Por Aliança pelo Brasil, Bolsonaro deve visitar 21 capitais

Por Aliança pelo Brasil, Bolsonaro deve visitar 21 capitais

presidente Jair Bolsonaro vai intensificar sua atuação como garoto-propaganda do partido que pretende criar, o Aliança pelo Brasil. Na tentativa de conseguir arrecadar até março as 491,9 mil assinaturas necessárias para colocar o partido de pé a tempo de estrear nas eleições municipais, Bolsonaro deve viajar para 21 Estados até o fim de fevereiro e participar pessoalmente da coleta de apoio em alguns desses locais, principalmente no Nordeste. Segundo a direção da legenda em criação, 100 mil assinaturas foram recolhidas até agora.

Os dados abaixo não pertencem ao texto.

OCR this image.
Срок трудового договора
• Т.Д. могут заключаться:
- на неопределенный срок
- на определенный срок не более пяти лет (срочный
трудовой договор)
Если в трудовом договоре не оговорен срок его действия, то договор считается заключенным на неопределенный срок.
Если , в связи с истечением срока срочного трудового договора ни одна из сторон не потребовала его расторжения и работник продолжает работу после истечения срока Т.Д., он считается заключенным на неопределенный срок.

A executiva nacional do Aliança pelo Brasil se reuniu nesta quinta-feira (9) com coordenadores locais e definiu um calendário de atos até fevereiro em todas as capitais. Bolsonaro deve participar da maior parte deles. O presidente disse para a cúpula do partido que quer se engajar pessoalmente na coleta de assinaturas e estar presente à abertura das cerimônias em São Paulo, cidade mais populosa do País, e em Estados do Nordeste comandados por governadores de esquerda.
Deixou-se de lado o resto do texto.